There you are...You're riding your horse across the hard-packed dirt and sand...You're hungry and thirsty...You see something in the distance! What is it? Are those buildings? Could it be a town?

You spur your horse to move faster in the sweltering heat. You must reach that town. There you'll find the food and water you're craving. You can almost taste the bacon cheeseburger and fries you'll order. You can taste the sweet lemonade that'll quench your thirst.

You ride faster and faster. The buildings get larger and larger until finally you're there. But something's wrong. These buildings are empty. The entire town is desolate. The only occupants are ghosts of the past. What is it? A ghost town, of course!

Is this the movies, or do ghost towns exist in real life? Believe it or not, ghost towns do indeed exist and can be found all over the world. Any abandoned city, town, or village can be considered a ghost town. They usually also have visible remains, such as empty buildings.

Formerly bustling towns can become ghost towns for a variety of reasons. For example, towns that spring up due to a particular economic activity, such as the discovery of a natural resource, can become ghost towns when that resource runs out.

In the past, such towns — often called boomtowns — were settled and quickly came to life when mines or mills were built to harness natural resources, such as gold or coal. When all the resources were taken, the workers often moved on to another town to pursue similar work, leaving the once-busy boomtown nothing but a shell of its former self.

Ghost towns can also be created by changes in access. For example, historic Route 66 encountered many changes during its lifetime. Occasionally, new interstate highways would be built that would lead to the closure of old roads. If a town depended upon that road's traffic for its livelihood, its closure could mean the death of the town.

In a similar way, ghost towns have been created when railroads that serviced towns have been abandoned or re-routed to different towns.
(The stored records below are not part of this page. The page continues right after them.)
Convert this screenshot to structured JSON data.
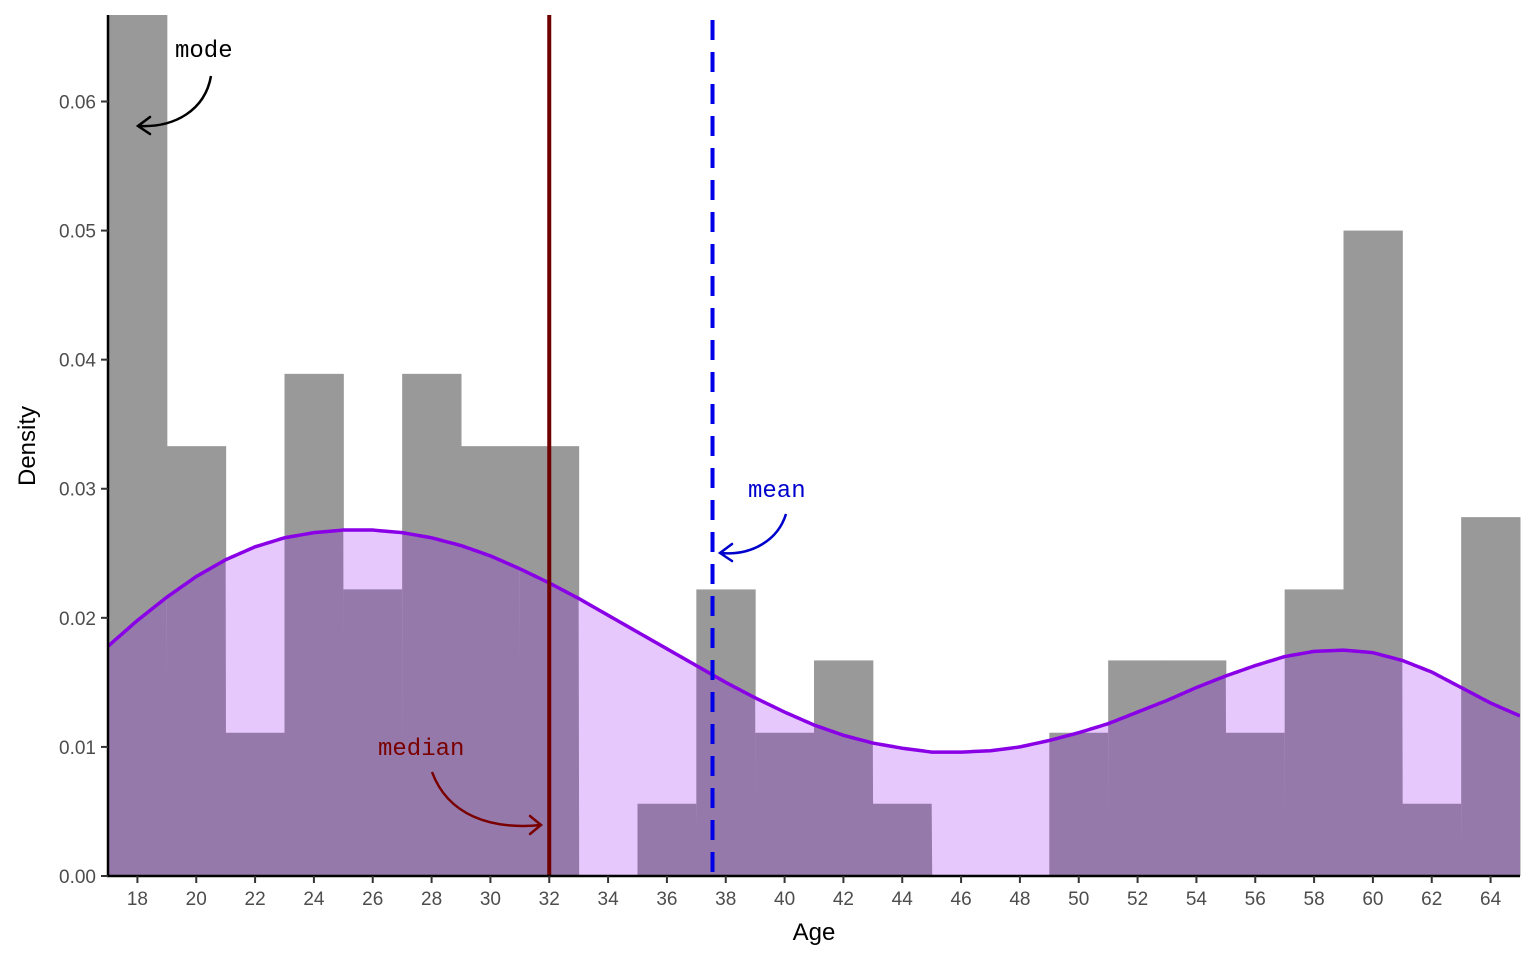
{
  "chart_data": {
    "type": "bar",
    "subtype": "histogram-with-density",
    "title": "",
    "xlabel": "Age",
    "ylabel": "Density",
    "xlim": [
      17,
      65
    ],
    "ylim": [
      0,
      0.0667
    ],
    "x_ticks": [
      18,
      20,
      22,
      24,
      26,
      28,
      30,
      32,
      34,
      36,
      38,
      40,
      42,
      44,
      46,
      48,
      50,
      52,
      54,
      56,
      58,
      60,
      62,
      64
    ],
    "y_ticks": [
      0.0,
      0.01,
      0.02,
      0.03,
      0.04,
      0.05,
      0.06
    ],
    "y_tick_labels": [
      "0.00",
      "0.01",
      "0.02",
      "0.03",
      "0.04",
      "0.05",
      "0.06"
    ],
    "bin_width": 2,
    "bins": [
      {
        "x0": 17,
        "x1": 19,
        "density": 0.0667
      },
      {
        "x0": 19,
        "x1": 21,
        "density": 0.0333
      },
      {
        "x0": 21,
        "x1": 23,
        "density": 0.0111
      },
      {
        "x0": 23,
        "x1": 25,
        "density": 0.0389
      },
      {
        "x0": 25,
        "x1": 27,
        "density": 0.0222
      },
      {
        "x0": 27,
        "x1": 29,
        "density": 0.0389
      },
      {
        "x0": 29,
        "x1": 31,
        "density": 0.0333
      },
      {
        "x0": 31,
        "x1": 33,
        "density": 0.0333
      },
      {
        "x0": 33,
        "x1": 35,
        "density": 0.0
      },
      {
        "x0": 35,
        "x1": 37,
        "density": 0.0056
      },
      {
        "x0": 37,
        "x1": 39,
        "density": 0.0222
      },
      {
        "x0": 39,
        "x1": 41,
        "density": 0.0111
      },
      {
        "x0": 41,
        "x1": 43,
        "density": 0.0167
      },
      {
        "x0": 43,
        "x1": 45,
        "density": 0.0056
      },
      {
        "x0": 45,
        "x1": 47,
        "density": 0.0
      },
      {
        "x0": 47,
        "x1": 49,
        "density": 0.0
      },
      {
        "x0": 49,
        "x1": 51,
        "density": 0.0111
      },
      {
        "x0": 51,
        "x1": 53,
        "density": 0.0167
      },
      {
        "x0": 53,
        "x1": 55,
        "density": 0.0167
      },
      {
        "x0": 55,
        "x1": 57,
        "density": 0.0111
      },
      {
        "x0": 57,
        "x1": 59,
        "density": 0.0222
      },
      {
        "x0": 59,
        "x1": 61,
        "density": 0.05
      },
      {
        "x0": 61,
        "x1": 63,
        "density": 0.0056
      },
      {
        "x0": 63,
        "x1": 65,
        "density": 0.0278
      }
    ],
    "density_curve": {
      "x": [
        17,
        18,
        19,
        20,
        21,
        22,
        23,
        24,
        25,
        26,
        27,
        28,
        29,
        30,
        31,
        32,
        33,
        34,
        35,
        36,
        37,
        38,
        39,
        40,
        41,
        42,
        43,
        44,
        45,
        46,
        47,
        48,
        49,
        50,
        51,
        52,
        53,
        54,
        55,
        56,
        57,
        58,
        59,
        60,
        61,
        62,
        63,
        64,
        65
      ],
      "y": [
        0.0178,
        0.0198,
        0.0216,
        0.0232,
        0.0245,
        0.0255,
        0.0262,
        0.0266,
        0.0268,
        0.0268,
        0.0266,
        0.0262,
        0.0256,
        0.0248,
        0.0238,
        0.0227,
        0.0215,
        0.0202,
        0.0189,
        0.0176,
        0.0163,
        0.015,
        0.0138,
        0.0127,
        0.0117,
        0.0109,
        0.0103,
        0.0099,
        0.0096,
        0.0096,
        0.0097,
        0.01,
        0.0105,
        0.0111,
        0.0118,
        0.0127,
        0.0136,
        0.0146,
        0.0155,
        0.0163,
        0.017,
        0.0174,
        0.0175,
        0.0173,
        0.0167,
        0.0158,
        0.0146,
        0.0134,
        0.0124
      ]
    },
    "lines": {
      "median": 32,
      "mean": 37.55
    },
    "annotations": {
      "mode": "mode",
      "mean": "mean",
      "median": "median"
    },
    "colors": {
      "bar": "#999999",
      "density_fill": "#E6C8FC",
      "overlap": "#9579AA",
      "curve": "#8A00E6",
      "median_line": "#6E0000",
      "mean_line": "#0000E6",
      "mode_text": "#000000",
      "mean_text": "#0000CC",
      "median_text": "#7A0000"
    },
    "grid": false,
    "legend": "none"
  }
}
The creation of dams across the country has also occasionally resulted in the creating of ghost towns due to the flooding of previously-occupied lands.

Natural and man-made disasters can also create ghost towns. Repeated flooding has resulted in the creation of more than one ghost town. Fire can do the same. The town of Centralia, Pennsylvania, was abandoned in 1984 due to a mine fire that has burned continuously underneath the town since 1962!

Disasters at nuclear power plants have created many ghost towns, especially in Ukraine, Belarus, and Japan. Due to contamination from nuclear radiation, hundreds of towns in these countries have been abandoned and left to become ghost towns.

Today, ghost towns still receive visitors, who come to see the remnants of the past. Some ghost towns have become tourist destinations. Some of these famous ghost towns include Bannack, Montana; Calico, California; Oatman, Arizona; Bodie, California; and Thurmon, West Virginia.